Exercises to Include
Fill your first workout sessions with body-weight exercises such as squats, pushups -- modified against a wall or on your knees -- triceps dips, spinal balances, lunges and crunches. After you feel comfortable doing multiple repetitions of these exercises, move on to machine exercises such as the lat pull-down, seated chest press, leg press machine, leg curl machine, military press machine, cable biceps curls and triceps cable press downs. After four to six weeks of training on machines, begin to add in free-weight exercises. For example, use a kettlebell to perform a three-point row for the back; use a light barbell for bench presses to target the chest; hold a weight plate at your chest as you perform squats and hold dumbbells for biceps curls and triceps kickbacks.
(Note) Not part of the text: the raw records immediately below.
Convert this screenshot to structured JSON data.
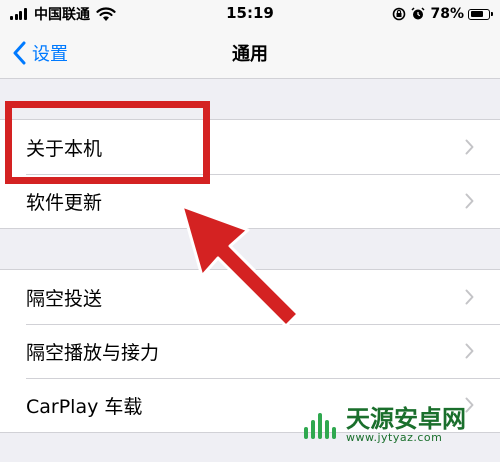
{
  "status_bar": {
    "carrier": "中国联通",
    "time": "15:19",
    "battery_percent": "78%",
    "battery_level": 0.78
  },
  "nav": {
    "back_label": "设置",
    "title": "通用"
  },
  "groups": [
    {
      "items": [
        {
          "label": "关于本机"
        },
        {
          "label": "软件更新"
        }
      ]
    },
    {
      "items": [
        {
          "label": "隔空投送"
        },
        {
          "label": "隔空播放与接力"
        },
        {
          "label": "CarPlay 车载"
        }
      ]
    }
  ],
  "annotation": {
    "highlight_color": "#d42222",
    "arrow_color": "#d42222"
  },
  "watermark": {
    "text": "天源安卓网",
    "url": "www.jytyaz.com"
  },
  "colors": {
    "accent": "#007aff",
    "background": "#efeff4",
    "separator": "#d1d1d6"
  }
}
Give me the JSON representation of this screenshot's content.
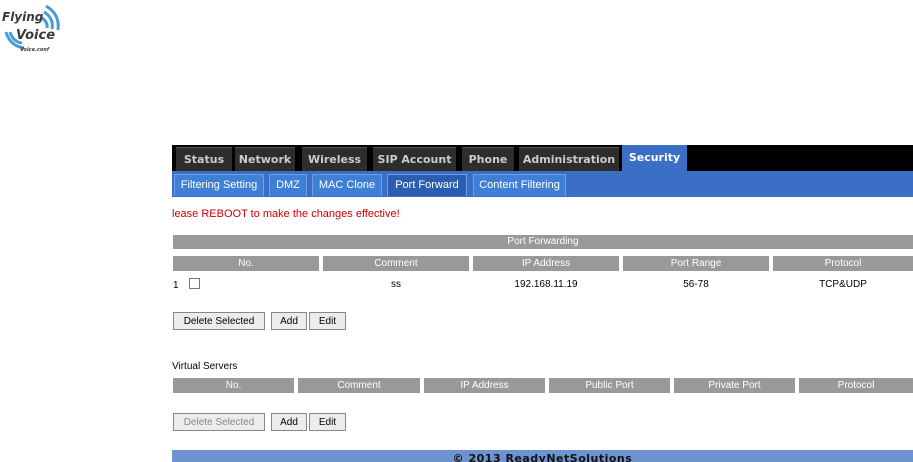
{
  "logo": {
    "line1": "Flying",
    "line2": "Voice",
    "line3": "Voice.conf"
  },
  "main_tabs": [
    "Status",
    "Network",
    "Wireless",
    "SIP Account",
    "Phone",
    "Administration",
    "Security"
  ],
  "sub_tabs": [
    "Filtering Setting",
    "DMZ",
    "MAC Clone",
    "Port Forward",
    "Content Filtering"
  ],
  "reboot_notice": "lease REBOOT to make the changes effective!",
  "port_forwarding": {
    "title": "Port Forwarding",
    "headers": [
      "No.",
      "Comment",
      "IP Address",
      "Port Range",
      "Protocol"
    ],
    "rows": [
      {
        "no": "1",
        "comment": "ss",
        "ip": "192.168.11.19",
        "port_range": "56-78",
        "protocol": "TCP&UDP"
      }
    ],
    "buttons": {
      "delete": "Delete Selected",
      "add": "Add",
      "edit": "Edit"
    }
  },
  "virtual_servers": {
    "title": "Virtual Servers",
    "headers": [
      "No.",
      "Comment",
      "IP Address",
      "Public Port",
      "Private Port",
      "Protocol"
    ],
    "buttons": {
      "delete": "Delete Selected",
      "add": "Add",
      "edit": "Edit"
    }
  },
  "footer": "© 2013 ReadyNetSolutions",
  "colors": {
    "tab_active": "#3b6fc6",
    "header_gray": "#999999",
    "notice_red": "#d00000",
    "footer_blue": "#6d93d0"
  }
}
Overtime and as you learn new exercises, you can shift your entire routine to one that includes just free weights.

Change Is Key
Before you get too comfortable with one weight-training routine, change it. Beginners see gains relatively quickly, explains the American Council on Exercise. As training becomes part of your weekly routine, though, those gains slow down. To keep from plateauing altogether, change your workouts every four to six weeks. This change could be as simple as performing the exercises in a different order, increasing the weight by 5 or 10 percent and decreasing the repetitions performed, or adding in a few entirely new moves.